Хотя, если бы на Дусю, то она бы все эти театры разом попалила. Баловство от них одно. Ещё и Муленька занимается ними, время своё тратит.
Дуся опять вздохнула и принялась вытирать пыль на комоде. Когда дело дошло до бюста Менделеева, Дуся посмотрела на него сперва скептически, потом укоризненно. Но бородатый телепень не отреагировал. И тогда Дуся сердито замахнулась на него полотенцем и смахнула пыль, свирепо ляпнув по кудрявой гипсовой башке. Так его, обалдуя пустоголового! Ишь, Машка-то лелеет его, носится с ним. А вот какая от него польза?
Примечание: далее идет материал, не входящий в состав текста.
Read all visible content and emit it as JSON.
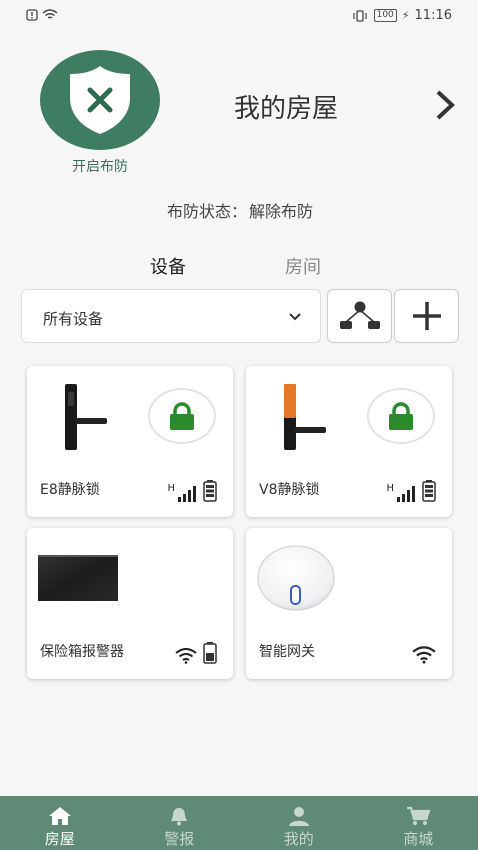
{
  "status_bar": {
    "time": "11:16",
    "battery": "100"
  },
  "arm_button": {
    "label": "开启布防"
  },
  "home": {
    "title": "我的房屋"
  },
  "arm_status": {
    "label": "布防状态：",
    "value": "解除布防"
  },
  "tabs": [
    {
      "label": "设备",
      "active": true
    },
    {
      "label": "房间",
      "active": false
    }
  ],
  "filter": {
    "selected": "所有设备"
  },
  "devices": [
    {
      "name": "E8静脉锁",
      "signal_letter": "H"
    },
    {
      "name": "V8静脉锁",
      "signal_letter": "H"
    },
    {
      "name": "保险箱报警器"
    },
    {
      "name": "智能网关"
    }
  ],
  "bottom_nav": [
    {
      "label": "房屋",
      "active": true
    },
    {
      "label": "警报",
      "active": false
    },
    {
      "label": "我的",
      "active": false
    },
    {
      "label": "商城",
      "active": false
    }
  ],
  "colors": {
    "primary": "#3f7d63",
    "nav_bg": "#5f8a75",
    "lock_green": "#2b8a2b"
  }
}
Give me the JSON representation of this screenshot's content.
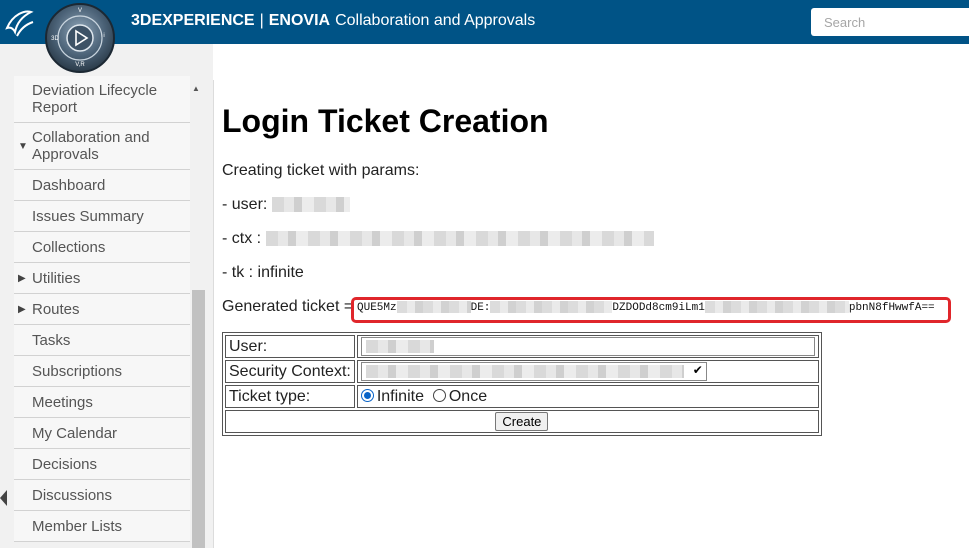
{
  "header": {
    "brand_bold": "3DEXPERIENCE",
    "separator": "|",
    "brand_product": "ENOVIA",
    "app_name": "Collaboration and Approvals",
    "search_placeholder": "Search",
    "compass_labels": {
      "top": "V",
      "left": "3D",
      "right": "i",
      "bottom": "V,R"
    }
  },
  "sidebar": {
    "items": [
      {
        "label": "Deviation Lifecycle Report",
        "expander": ""
      },
      {
        "label": "Collaboration and Approvals",
        "expander": "expanded"
      },
      {
        "label": "Dashboard",
        "expander": ""
      },
      {
        "label": "Issues Summary",
        "expander": ""
      },
      {
        "label": "Collections",
        "expander": ""
      },
      {
        "label": "Utilities",
        "expander": "collapsed"
      },
      {
        "label": "Routes",
        "expander": "collapsed"
      },
      {
        "label": "Tasks",
        "expander": ""
      },
      {
        "label": "Subscriptions",
        "expander": ""
      },
      {
        "label": "Meetings",
        "expander": ""
      },
      {
        "label": "My Calendar",
        "expander": ""
      },
      {
        "label": "Decisions",
        "expander": ""
      },
      {
        "label": "Discussions",
        "expander": ""
      },
      {
        "label": "Member Lists",
        "expander": ""
      }
    ]
  },
  "main": {
    "title": "Login Ticket Creation",
    "params_intro": "Creating ticket with params:",
    "user_label": "- user:",
    "ctx_label": "- ctx :",
    "tk_line": "- tk : infinite",
    "generated_label": "Generated ticket =",
    "ticket_parts": [
      "QUE5Mz",
      "DE:",
      "DZDODd8cm9iLm1",
      "pbnN8fHwwfA=="
    ]
  },
  "form": {
    "user_label": "User:",
    "security_label": "Security Context:",
    "ticket_type_label": "Ticket type:",
    "option_infinite": "Infinite",
    "option_once": "Once",
    "selected_type": "Infinite",
    "create_button": "Create"
  },
  "colors": {
    "topbar": "#005386",
    "highlight_box": "#e0262b",
    "radio_selected": "#0a64c8"
  }
}
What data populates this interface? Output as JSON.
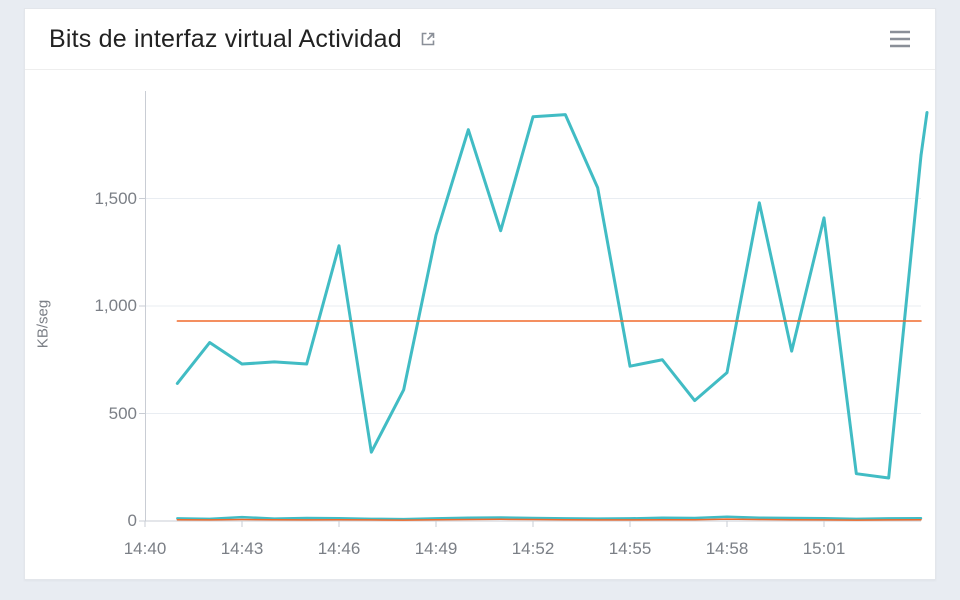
{
  "header": {
    "title": "Bits de interfaz virtual Actividad"
  },
  "chart_data": {
    "type": "line",
    "ylabel": "KB/seg",
    "xlabel": "",
    "xlim_minutes": [
      880,
      904
    ],
    "ylim": [
      0,
      2000
    ],
    "x_tick_every_minutes": 3,
    "x_tick_labels": [
      "14:40",
      "14:43",
      "14:46",
      "14:49",
      "14:52",
      "14:55",
      "14:58",
      "15:01"
    ],
    "y_ticks": [
      0,
      500,
      1000,
      1500
    ],
    "x_minutes": [
      881,
      882,
      883,
      884,
      885,
      886,
      887,
      888,
      889,
      890,
      891,
      892,
      893,
      894,
      895,
      896,
      897,
      898,
      899,
      900,
      901,
      902,
      903,
      904
    ],
    "series": [
      {
        "name": "primary",
        "color": "#41bcc4",
        "width": 3,
        "values": [
          640,
          830,
          730,
          740,
          730,
          1280,
          320,
          610,
          1330,
          1820,
          1350,
          1880,
          1890,
          1550,
          720,
          750,
          560,
          690,
          1480,
          790,
          1410,
          220,
          200,
          1700
        ]
      },
      {
        "name": "avg_high",
        "color": "#f06a2b",
        "width": 1.5,
        "values": [
          930,
          930,
          930,
          930,
          930,
          930,
          930,
          930,
          930,
          930,
          930,
          930,
          930,
          930,
          930,
          930,
          930,
          930,
          930,
          930,
          930,
          930,
          930,
          930
        ]
      },
      {
        "name": "low_teal",
        "color": "#41bcc4",
        "width": 2.5,
        "values": [
          12,
          10,
          18,
          11,
          14,
          13,
          10,
          9,
          12,
          15,
          16,
          14,
          12,
          11,
          12,
          15,
          14,
          20,
          15,
          14,
          13,
          10,
          12,
          13
        ]
      },
      {
        "name": "low_orange",
        "color": "#f06a2b",
        "width": 1.5,
        "values": [
          6,
          5,
          7,
          6,
          5,
          6,
          5,
          4,
          6,
          7,
          8,
          7,
          6,
          5,
          5,
          6,
          6,
          9,
          7,
          6,
          5,
          4,
          5,
          6
        ]
      }
    ]
  },
  "colors": {
    "axis": "#c9cdd4",
    "text": "#7b7f86"
  }
}
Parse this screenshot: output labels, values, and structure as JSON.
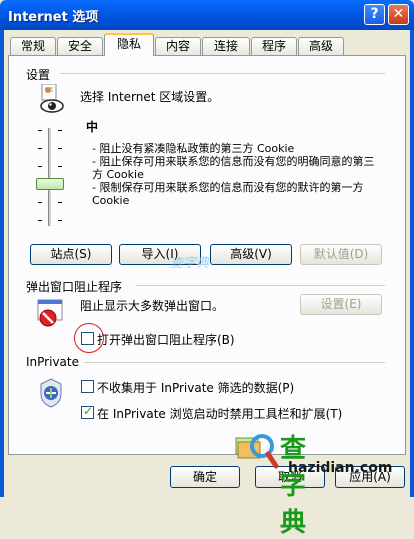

Дуся свирепо погрозила Менделееву кулаком и пошла готовить ужин для Муленьки.
В коммуналке теперь стало тихо. Ложкина и Печкин всё ещё не вернулись из свадебного путешествия в Костромскую область. Полина Харитоновна, расстроенная бегством дочери с Жасминовым и глупым поступком Григория, забрала Кольку и умотала с ним в деревню. Фаина Георгиевна репетировала в театре Глориозова допоздна и переселилась на свою квартиру, оттуда до театра ближе.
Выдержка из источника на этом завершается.